Think of all the bad stuff big corporations do today- like polluting the environment, buying off politicians or underpaying workers. Most manage to do all three at once! It isn't hard to think of several more, but do you ever ask why they do it? Money's one answer, but another is that the people who actually own those giant corporations aren't affected by the decisions they make. Unless it moves the bottom line, a shareholder who lives 5,000 miles away couldn't care less about poisoning the atmosphere or forcing young children to work 12-hour days. If these big companies were decentralized, owned & operated by the people who lived nearby, do you think they would allow any of those things to happen?
City residents would never let a corporation pollute, since it would ruin the air they breathe. It wouldn't make sense for a community to buy off their own politicians.

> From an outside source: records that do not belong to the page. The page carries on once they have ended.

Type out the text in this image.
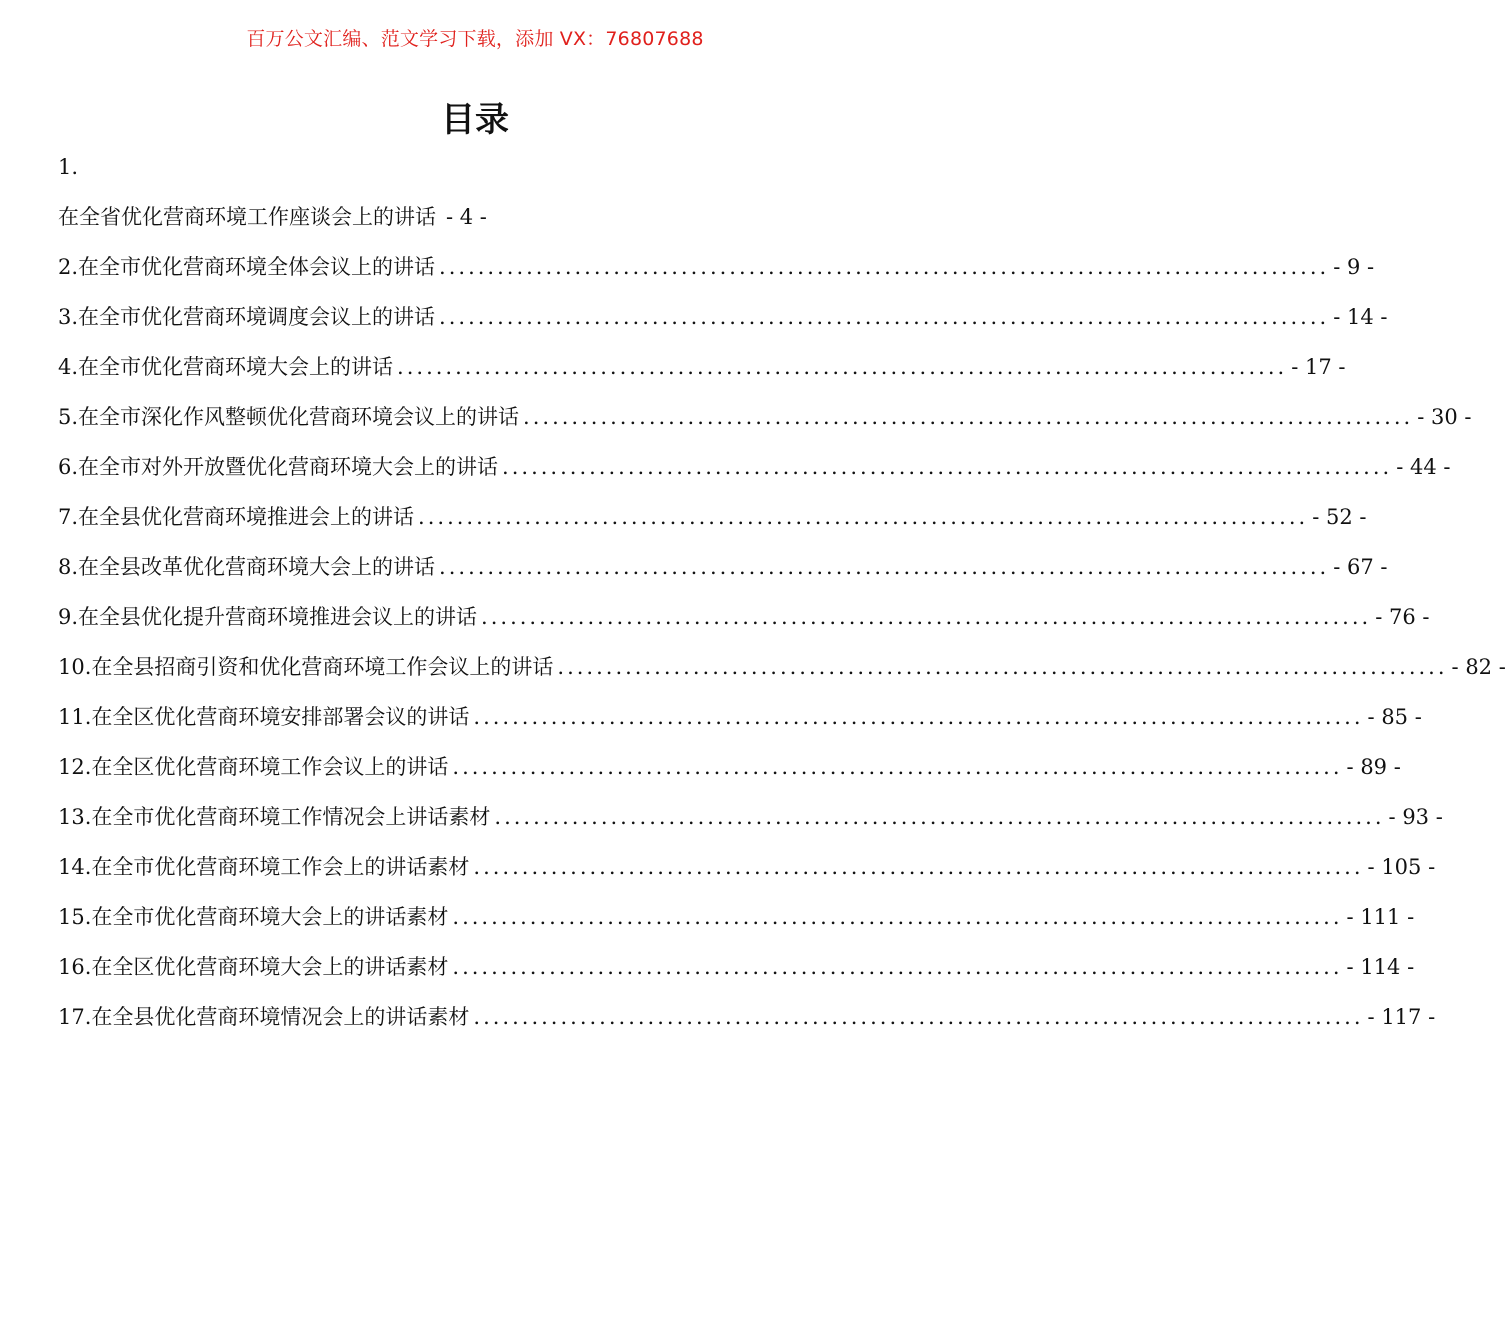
百万公文汇编、范文学习下载，添加 VX：76807688
目录
1.
在全省优化营商环境工作座谈会上的讲话 - 4 -
2.在全市优化营商环境全体会议上的讲话 ............................................................................................ - 9 -
3.在全市优化营商环境调度会议上的讲话 ............................................................................................ - 14 -
4.在全市优化营商环境大会上的讲话 ............................................................................................ - 17 -
5.在全市深化作风整顿优化营商环境会议上的讲话 ............................................................................................ - 30 -
6.在全市对外开放暨优化营商环境大会上的讲话 ............................................................................................ - 44 -
7.在全县优化营商环境推进会上的讲话 ............................................................................................ - 52 -
8.在全县改革优化营商环境大会上的讲话 ............................................................................................ - 67 -
9.在全县优化提升营商环境推进会议上的讲话 ............................................................................................ - 76 -
10.在全县招商引资和优化营商环境工作会议上的讲话 ............................................................................................ - 82 -
11.在全区优化营商环境安排部署会议的讲话 ............................................................................................ - 85 -
12.在全区优化营商环境工作会议上的讲话 ............................................................................................ - 89 -
13.在全市优化营商环境工作情况会上讲话素材 ............................................................................................ - 93 -
14.在全市优化营商环境工作会上的讲话素材 ............................................................................................ - 105 -
15.在全市优化营商环境大会上的讲话素材 ............................................................................................ - 111 -
16.在全区优化营商环境大会上的讲话素材 ............................................................................................ - 114 -
17.在全县优化营商环境情况会上的讲话素材 ............................................................................................ - 117 -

And workers would never agree to underpay themselves. It's funny how we claim to love democracy, but run our businesses like tiny communist dictatorships where a small elite make all the choices.
If we want to right the ship, we can't afford to give people personally unaffected by the decisions they make any power. We don't let people from Idaho vote in English elections, do we? There's no reason to let someone living in China decide whether or not 200 people in Maine get to keep their job or not- and ultimately they do by electing that company's board of directors. Businesses should be run by communities, for the benefit of everyone in a community. Period. Giving outsiders a say via external share ownership sets a city up for failure by placing their economic future in the hands of profiteers. That's not all- money from local businesses is sucked away instead of being reinvested in the surrounding area. But worst of all are the tax breaks communities give big corporations to relocate in the first place! It's like paying to get robbed.
It doesn't have to be this way. A world where none of the corruption we typically associate big business with happens isn't just a pipe dream, it's within reach.
This only works if every corporation is set up like this though, because otherwise absentee business directors would still make bad decisions without personally being effected by them. That's why having control of the businesses in your community is a constitutional right enforced under The Global Assembly's authority to regulate international commerce. Needless to say, there's an exception for small businesses with less than 20 employees where this would be impractical. These businesses are owned by the people who work there instead of the entire community.
Did I mention this isn't communism? The free market still exists and it's as powerful as ever, directing the trade of scarce resources between cities. There is no central commissar rationing what you can buy, choosing where you live or what job you do- in fact, you get to decide who runs the major businesses in your city. If you feel like you aren't qualified enough to make a choice, you can hand over your vote for that business to someone you trust. Even cooler, at the end of the year you get a check for a portion of whatever profits the business makes! If this sounds like capitalism, that's because it is. It's only a better version of it called community capitalism, or contributism for short.